Turned out he was really ill and I made a basic arithmetic error which resulted in the texts continuing through the night instead of being spread over a couple of hours, so that was rather less funny than it could have been, but I was hardly to know that at the time. And anyway, the fires of curiosity had been stoked in my mind.

Because of course, annoying though this is, it’s fairly obviously banter. Beyond seeking a restraining order, it’s not really going to influence people. Now, saying that, I should also say that this is where the “in the field” element of my noble research ended: what follows involved the phones of others, but also always their knowledge and consent. The life-wrecking potential of unleashing this shit on people fo’ real should be reserved for elected governments and security agencies. DISCLAIMER: don’t do it etc.

You’ll have noticed that the “from” argument in the call is what appears on the recipient’s phone when the SMS comes in. That in mind, the logical extension from “F Mercury”, or any other experimental name, is “Mum”.

message = clockwork.SMS(from_name = "Mum", to = "447000123456", message = "SURPRISE MUTHAFUCKA! Yo punk ass goin down bitch boi!")

Mum checking in.

Tehehehehe. Excellent. What a time to be alive.

There’s one pig in the poke, though: my phone is clever enough to know that this is only from “Mum” in a superficial sense. If I were forced to guess why this was, I’d probably go with the fact that this is from a string, not a number, which is where my real messages from “Mum” come from. So this message isn’t part of any thread. The real messages labeled as “Mum” come, at a presumably more fundamental level, from a phone number, which is saved under an alias in my contacts.

Ahh, but it's not real.

I wonder. I JUST WONDER.

The magic step is absurdly simple. What would happen if I put the from address as a phone number, the phone number stored under “Mum” in my contacts?

message = clockwork.SMS(from_name = "07999654321", to = "447000123456", message = "You don't know anything, and you stink.")

Seems Legit

Long have critics conjectured on the inspiration behind Lionel Ritchie’s time-immemorial opus “Hello, is it Me You’re Looking For?”. Now we know.

Here you have a trivially simple method of injecting legit-looking messages into text conversations with anyone, providing you know how your target stores the spoofee sender in their contacts. In the UK, that’s largely the difference between starting with 07, and +447.

The utterly exquisite reality is that, if your target then replies, that reply goes to the real sender, who is overwhelmingly likely to reply something like “what the hell are you on about?”, this being the first they’ve heard of this shady business. Does that look like backtracking or denial? I ain’t no Member of Parliament, but it sure sounds like it to me.

And if I may quote Mouse from The Matrix, that makes you wonder about a lot of things.
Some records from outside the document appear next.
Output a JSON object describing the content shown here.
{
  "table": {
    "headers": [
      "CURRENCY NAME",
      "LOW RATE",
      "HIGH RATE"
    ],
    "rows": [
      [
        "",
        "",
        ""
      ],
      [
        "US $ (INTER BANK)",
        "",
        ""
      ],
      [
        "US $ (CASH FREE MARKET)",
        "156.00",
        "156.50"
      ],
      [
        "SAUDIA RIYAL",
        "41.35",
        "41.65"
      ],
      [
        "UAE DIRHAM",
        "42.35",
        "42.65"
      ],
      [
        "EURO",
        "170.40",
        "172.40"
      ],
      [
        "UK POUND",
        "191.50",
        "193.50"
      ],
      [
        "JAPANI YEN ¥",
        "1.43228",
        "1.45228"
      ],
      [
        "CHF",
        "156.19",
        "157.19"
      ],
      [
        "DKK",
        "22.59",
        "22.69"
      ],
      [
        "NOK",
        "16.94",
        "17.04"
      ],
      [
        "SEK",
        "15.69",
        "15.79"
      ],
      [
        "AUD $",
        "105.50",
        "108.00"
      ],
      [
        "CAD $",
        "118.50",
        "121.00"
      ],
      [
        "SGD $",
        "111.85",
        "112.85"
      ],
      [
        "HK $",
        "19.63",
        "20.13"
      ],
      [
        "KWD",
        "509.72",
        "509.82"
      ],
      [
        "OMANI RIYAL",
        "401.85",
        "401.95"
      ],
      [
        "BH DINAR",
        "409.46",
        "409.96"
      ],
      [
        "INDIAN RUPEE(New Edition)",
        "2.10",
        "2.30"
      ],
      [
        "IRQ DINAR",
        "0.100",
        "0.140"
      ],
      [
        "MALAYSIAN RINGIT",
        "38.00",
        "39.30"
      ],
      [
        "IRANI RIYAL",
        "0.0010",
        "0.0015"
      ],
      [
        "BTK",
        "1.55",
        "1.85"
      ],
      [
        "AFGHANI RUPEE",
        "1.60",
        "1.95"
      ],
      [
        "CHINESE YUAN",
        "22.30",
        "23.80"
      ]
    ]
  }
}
How many friendships and/or relationships have fallen afoul of a simple misunderstanding, a simple miscommunication, one statement taken the wrong way, such as could be easily achieved through the above means?

How many fledgling romances need a seductive kick-start to get them over the stalemate of shyness?

Given that your communication is limited to one-way, what series of messages should you go with for maximum impact, and maximum imperviousness to whatever the replies might be?

Could you even construct some confusing pseudo-two-way thing, if you knew the numbers of both parties? Like two colleagues maybe?

Doesn’t bear thinking about, really. Much.